Despite these preclinical observations, Graham stated that CT-173 “was a very early-stage program” and emphasized that its termination “has very little impact on the overall obesity portfolio.” She added that Roche remains “very confident” in its current pipeline, which she described as “a potentially best-in-disease and highly competitive portfolio of products.” According to Graham, the company’s assets are structured to align with different subsegments of the obesity market, including treatment of comorbidities and varying degrees of weight loss.
Roche’s CT-388 remains a key part of the company’s obesity development strategy. The molecule, also sourced from the Carmot acquisition, showed in Phase Ib testing that once-weekly subcutaneous administration could reduce body weight by 18.8% versus placebo.

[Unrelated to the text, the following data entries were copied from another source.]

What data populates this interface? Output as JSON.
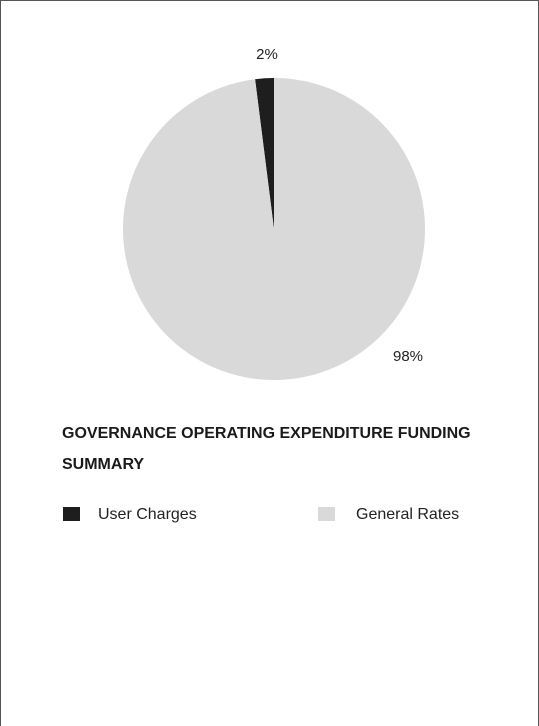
{
  "chart_data": {
    "type": "pie",
    "title": "GOVERNANCE OPERATING EXPENDITURE FUNDING SUMMARY",
    "series": [
      {
        "name": "User Charges",
        "color": "#1e1e1e",
        "values": [
          2
        ],
        "value_labels": [
          "2%"
        ]
      },
      {
        "name": "General Rates",
        "color": "#d9d9d9",
        "values": [
          98
        ],
        "value_labels": [
          "98%"
        ]
      }
    ],
    "legend": "bottom"
  }
}
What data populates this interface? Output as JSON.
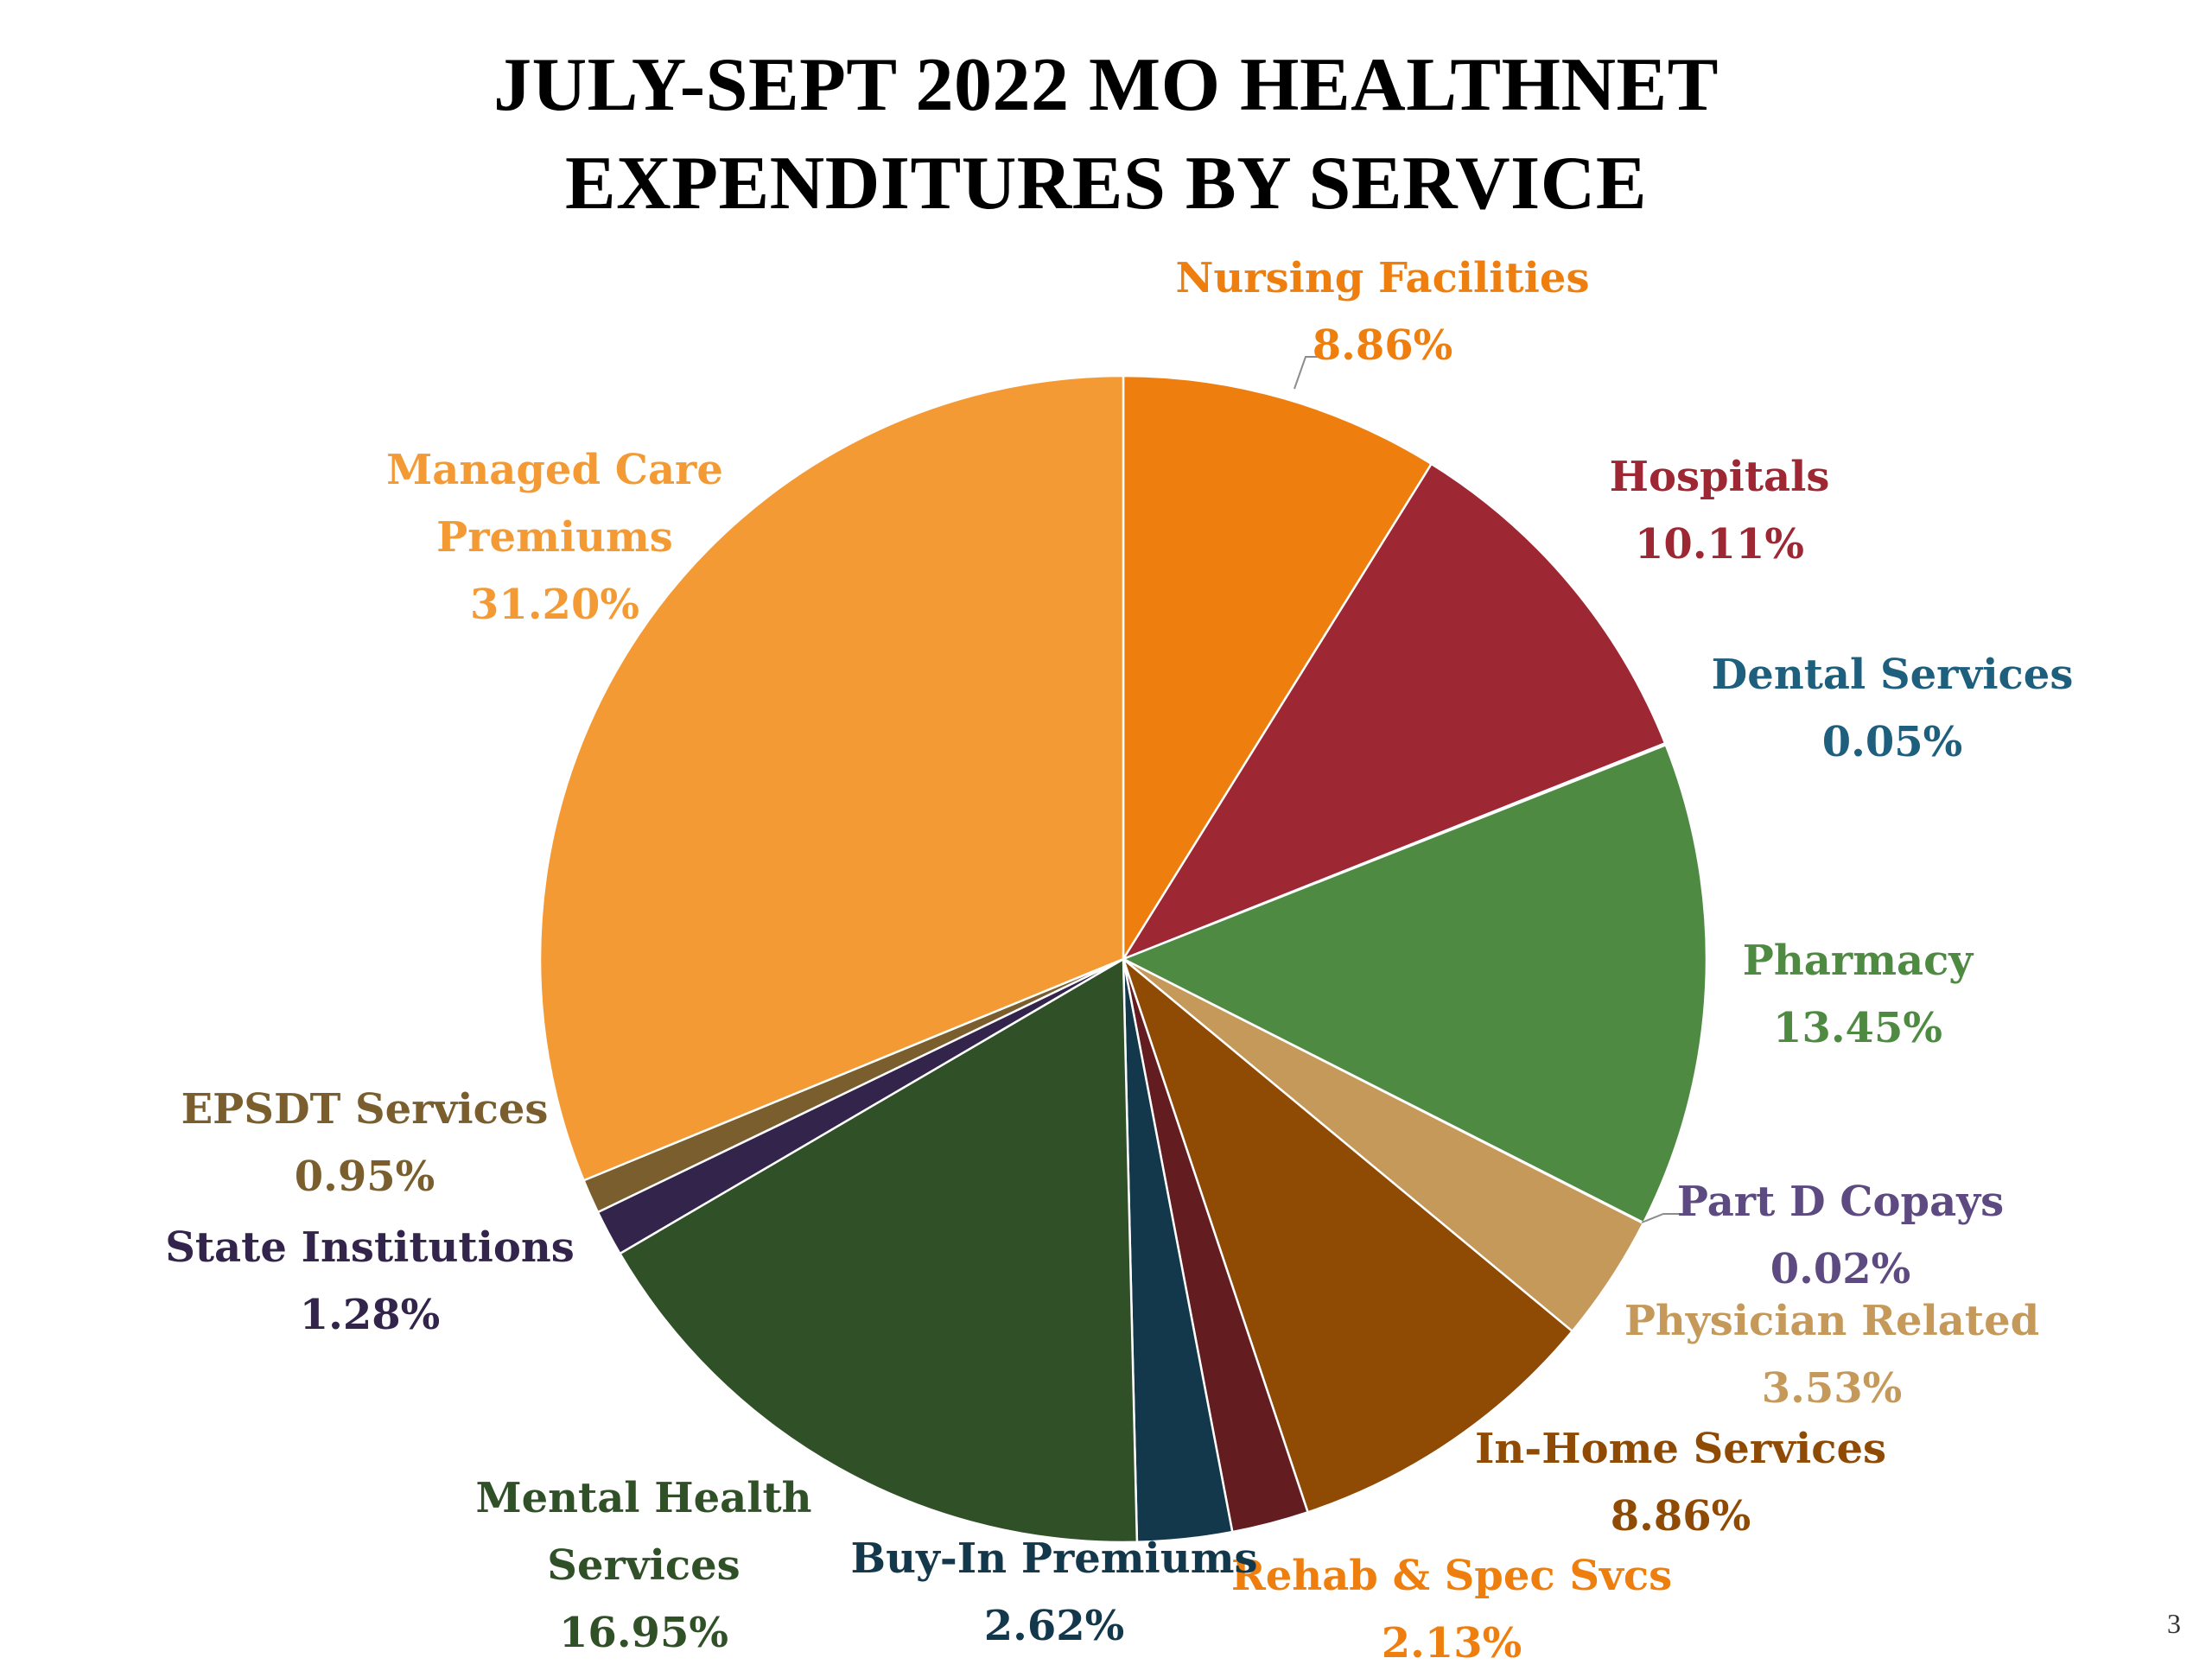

Roche expects Phase III-enabling data for CT-388 by the end of the year.
In addition to CT-173, Roche also discontinued four other early-phase candidates. These include three oncology assets and one ophthalmology program. One of the oncology assets, eciskafusp alfa, is a fusion protein combining an anti-PD-1 antibody with a variant IL-2 cytokine. The company began a Phase 1 study of the molecule in 2020 but ended enrollment last year before reaching its original target. A separate bladder cancer study was also withdrawn prior to enrolling any participants. Roche had previously paid $250 million in 2022 for a PD-1-regulated IL-2 program from Good Therapeutics related to this work.
Roche also dropped RG6614, a USP1 inhibitor acquired from KSQ Therapeutics in 2023. Although USP1 inhibition had been investigated for its potential in DNA damage response, the Phase 1 trial showed very limited responses. The study has now been closed, with the planned completion date moved forward.
Another oncology candidate, developed by Vividion Therapeutics and designed to inhibit the DNA repair enzyme WRN, was also removed from Roche’s pipeline. The drug has since returned to Vividion, which is continuing the Phase 1 trial.
Lastly, Roche discontinued RG7921, an investigational eye disease candidate. Initially developed for neovascular age-related macular degeneration, Roche began listing retinal vein occlusion as the lead indication in 2023. Public details about the molecule remain limited.
In its second-quarter report, Roche recorded earnings of 15.504 billion Swiss Francs, or approximately $19.6 billion, reflecting an 8% increase year-over-year. Top-selling products included Ocrevus ($2.18 billion), Hemlibra (nearly $1.6 billion), and Vabysmo (approximately $1.32 billion).